先日、ビジネス理論とかマーケット理論とか、精力的に勉強されている青年と議論する機会がありました。彼には、より多くのお客様を獲得できそうな分野への進出を薦められました。完全な商売替えでもないので、ある意味尤もな話だったのですが、自分のポリシーに反するからしないのだということで議論は終わりました。

こういった理論、全部が全部ではないだろうけど、やはり当たり前のことながら多数派のニーズを最も大切にするわけです。大儲けするには、最も需要のある分野をまず考える。

基本的には、それでいいと思うのです。商売を始めても喜んでくれる人がほとんどいないのでは店をたたむしかありません。ただ、お客様の嗜好が間違っている場合もあります。

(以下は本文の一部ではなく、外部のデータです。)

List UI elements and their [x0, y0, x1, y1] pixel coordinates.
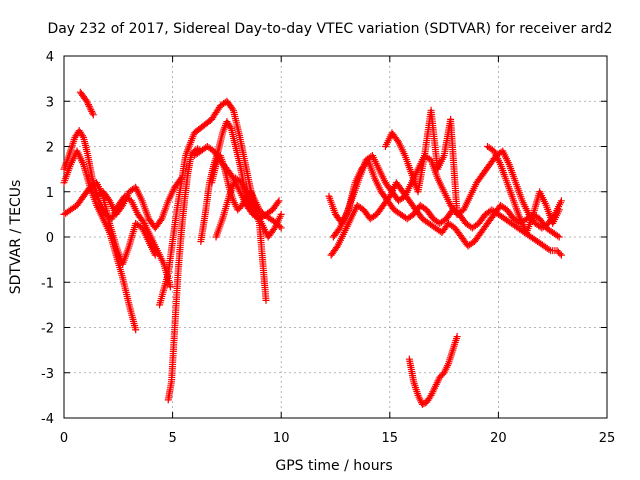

分かりやすい例で言えば、カウンタで何杯も水割りをお代わりしてどう見てもヤバいお客さん。「もう一杯!」と言われたときに、すぐさま出してあげるか、「そろそろやめといた方がいいですよ。」と言って出さないか。

顧客満足だけを追いかければいいのか?と疑問を抱かざるを得ない場面は必ずあるものです。お客様が間違っていると思った時にきちんと諌めることができるかどうか…そこでポリシーとか信念の有無が問題になってくると思います。

どうして、この仕事をしたいのか。その理由がはっきりしていれば、どのようにその仕事をしたいか、どのようにしなければいけないか、という自分の考えが決まってきます。そうできなければ、自分がこの仕事をする意味がない。そうできないのなら、この仕事なんかできなくてもいい。(これを私は四誓偈的精神と呼んでいます)

お金が儲かりさえすればいい、というのもひとつのポリシーかもしれません。でもそれは「その仕事をしたい」ということではなくて、「金になりそうな仕事がたまたまそれだった」ということです。状況が変われば、別の仕事をしたくなります。それは、顧客に振り回されていると言えなくもない状況です。極端にいえば、顧客が1円でも多く金を出してくれるのなら何でもします!という奴隷に似た状況。

少なくともその商売をすると決めて、いろいろ勉強したのであれば、その知識を使って、間違った客は諌め、教育していくという気概も必要なのではないでしょうか。

現在、最も奴隷的な職業が政治家だと思います。どうして政治家になりたいかが希薄な人が多いのではないでしょうか?とにかく政治家をやっていたい。一票でも多く集まるのであれば、何でもします。ポリシー(政策)なんてどうでもいい。四誓偈とは真逆の精神です。

以前は、大方の世論はなかなか動きませんでした。よって「山」に例えられ、土井さんの党が勝った時には「山が動いた」と言われました。だから、政治家もある程度の期間、同じ主張を続けることができました。

でも今は、山というよりも海。世論は波のように常に動いています。これを追いかけていたのでは、ポリシーも節操もあったものではない。ポリシーが無ければリーダーになどなれるわけがない。

ポリシーの無い政治家って…コーヒーを入れないコーヒーみたいですね。